Surging Packaging Costs Pose New Challenge for Beauty Industry

Surging Packaging Costs Pose New Challenge for Beauty Industry

Tariffs on Chinese goods are expected to drive up packaging costs, pushing cosmetic brands toward retail price hikes amid consumer spending slowdowns.

The beauty industry is bracing for significant cost pressures after the United States last week imposed a 125% tariff on imports from China — a country that manufactures much of the industry’s critical packaging components.

Industry executives warn that brands may be forced to raise retail prices, potentially curbing consumer demand at a time when economic uncertainty is already squeezing household budgets. Smaller and emerging brands are expected to bear the brunt of the impact.

“Tariffs on empty packaging produced in China and shipped to the U.S. for filling will have a major operational impact,” said Denis Maurin, President of Sales and Innovation at HCT, a division of Kdc/one specializing in beauty packaging design and production.

      

The beauty industry is bracing for significant cost pressures after the United States last week imposed a 125% tariff on imports from China.

1. Cost Pressures Mount Across the Industry

Maurin warned that the cumulative impact of tariffs could lead to slower product launches and reorders.

“We expect brands across the sector to increase retail prices. Consumers, in response, may curb discretionary spending. Some brands may even temporarily pause reordering until the tariff environment stabilizes and negotiations with other countries conclude,” he said.

David Chung, founder and CEO of haircare brand The Rootist, and head of iLabs and Morae Packaging, noted the severity of the new duties.

“One component in The Rootist’s product bottles is now facing tariffs close to 140%,” Chung said.

He added that alternatives for sourcing, such as producing aluminum cosmetic bottles in the U.S., are limited and cost-prohibitive — up to four times more expensive than Chinese imports.

Chung’s companies are reviewing updated quotes reflecting the new tariff regime and considering retail price increases as early as May 1 or June 1.

2. Major Players Better Positioned

The cosmetics packaging sector has been grappling with tariffs since the Trump administration first imposed a 25% duty on Chinese imports in 2018.

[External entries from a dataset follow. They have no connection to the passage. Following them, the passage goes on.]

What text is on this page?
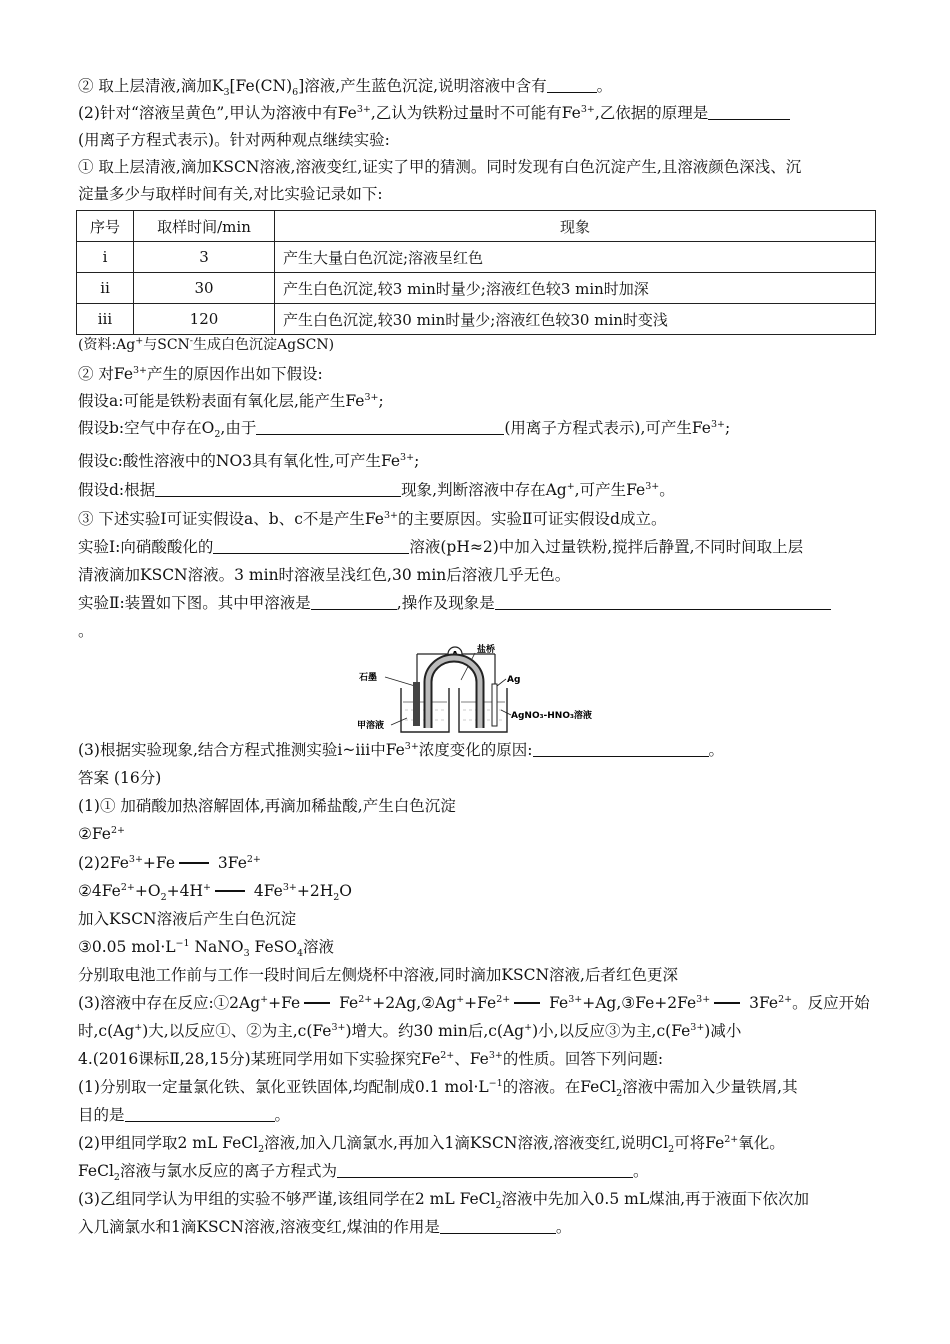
② 取上层清液,滴加$K_3[Fe(CN)_6]$溶液,产生蓝色沉淀,说明溶液中含有	。
(2)针对“溶液呈黄色”,甲认为溶液中有$Fe^{3+}$,乙认为铁粉过量时不可能有$Fe^{3+}$,乙依据的原理是
(用离子方程式表示)。针对两种观点继续实验:
① 取上层清液,滴加KSCN溶液,溶液变红,证实了甲的猜测。同时发现有白色沉淀产生,且溶液颜色深浅、沉
淀量多少与取样时间有关,对比实验记录如下:
序号	取样时间/min	现象
ⅰ	3	产生大量白色沉淀;溶液呈红色
ⅱ	30	产生白色沉淀,较3 min时量少;溶液红色较3 min时加深
ⅲ	120	产生白色沉淀,较30 min时量少;溶液红色较30 min时变浅
(资料:Ag+与SCN-生成白色沉淀AgSCN)
② 对$Fe^{3+}$产生的原因作出如下假设:
假设a:可能是铁粉表面有氧化层,能产生$Fe^{3+}$;
假设b:空气中存在$O_2$,由于	(用离子方程式表示),可产生$Fe^{3+}$;
假设c:酸性溶液中的NO3具有氧化性,可产生$Fe^{3+}$;
假设d:根据	现象,判断溶液中存在Ag+,可产生$Fe^{3+}$。
③ 下述实验Ⅰ可证实假设a、b、c不是产生$Fe^{3+}$的主要原因。实验Ⅱ可证实假设d成立。
实验Ⅰ:向硝酸酸化的	溶液(pH≈2)中加入过量铁粉,搅拌后静置,不同时间取上层
清液滴加KSCN溶液。3 min时溶液呈浅红色,30 min后溶液几乎无色。
实验Ⅱ:装置如下图。其中甲溶液是	,操作及现象是
。
A
盐桥
石墨	Ag
甲溶液
AgNO₃-HNO₃溶液
(3)根据实验现象,结合方程式推测实验ⅰ~ⅲ中$Fe^{3+}$浓度变化的原因:	。
答案 (16分)
(1)① 加硝酸加热溶解固体,再滴加稀盐酸,产生白色沉淀
$②Fe^{2+}$
$(2)2Fe^{3+}+Fe$ $3Fe^{2+}$
$②4Fe^{2+}+O_2+4H^+$ $4Fe^{3+}+2H_2O$
加入KSCN溶液后产生白色沉淀
③0.05 $mol\cdot L^{-1}$ NaNO$_3$ FeSO$_4$溶液
分别取电池工作前与工作一段时间后左侧烧杯中溶液,同时滴加KSCN溶液,后者红色更深
(3)溶液中存在反应:①2Ag++Fe $Fe^{2+}+2Ag,②Ag^++Fe^{2+}$ $Fe^{3+}+Ag,③Fe+2Fe^{3+}$ $3Fe^{2+}$。反应开始
时,c(Ag+)大,以反应①、②为主$,c(Fe^{3+})$增大。约30 min后,c(Ag+)小,以反应③为主$,c(Fe^{3+})$减小
4.(2016课标Ⅱ,28,15分)某班同学用如下实验探究$Fe^{2+}$、$Fe^{3+}$的性质。回答下列问题:
(1)分别取一定量氯化铁、氯化亚铁固体,均配制成0.1 $mol\cdot L^{-1}$的溶液。在FeCl$_2$溶液中需加入少量铁屑,其
目的是	。
(2)甲组同学取2 mL FeCl$_2$溶液,加入几滴氯水,再加入1滴KSCN溶液,溶液变红,说明$Cl_2$可将$Fe^{2+}$氧化。
FeCl$_2$溶液与氯水反应的离子方程式为	。
(3)乙组同学认为甲组的实验不够严谨,该组同学在2 mL FeCl$_2$溶液中先加入0.5 mL煤油,再于液面下依次加
入几滴氯水和1滴KSCN溶液,溶液变红,煤油的作用是	。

Analysts say multinational beauty giants are better positioned to weather the latest cost increases due to their diversified supply chains.

“Several European beauty conglomerates operate production facilities within the U.S.,”
wrote Rogerio Fujimori, an analyst at Stifel, in a note to investors.
“Beiersdorf, for instance, manufactures about one-third of its U.S. volume domestically, with most of the remainder imported from Mexico.”

Similarly, L’Oréal operates five plants across North America, producing roughly two-thirds of what it sells in the U.S. market. An additional 15% of its U.S. sales come from France, predominantly its high-margin Luxe division, offering a pricing cushion against tariff-related margin pressures.

For packaging suppliers such as Baralan, headquartered in Milan, a significant U.S. presence has helped mitigate immediate impacts.

“We have invested heavily in the U.S., with offices, warehouses, and manufacturing facilities,” said Caroline Baranes, Baralan’s Director of Sales.
“Our local stock and infrastructure allow us to continue supporting key clients.”

3. Mass Market Brands to Feel the Pinch

E.l.f. Beauty, which sources around 80% of its products from China — are particularly vulnerable.

Tariffs are likely to squeeze the lower end of the beauty market more severely than the premium sector, analysts say.

Oliver Chen, an analyst at TD Cowen, highlighted that mass brands — such as E.l.f. Beauty, which sources around 80% of its products from China — are particularly vulnerable.

“Pricing strategy will become critical,” Chen said.
“Brands must carefully assess which SKUs can absorb a price increase without significantly eroding demand, and where to consider packaging reductions.
It’s not an easy decision and execution will be complicated.”

While the beauty sector has some room to maneuver — particularly by trimming marketing budgets — smaller players face heightened risks.

“Marketing accounts for a large percentage of revenue in beauty. Larger brands can pull back spend to protect margins, but smaller brands typically lack the scale and flexibility to do so,” Chen said.
“They could be forced to cut back or rely on debt to weather the storm.”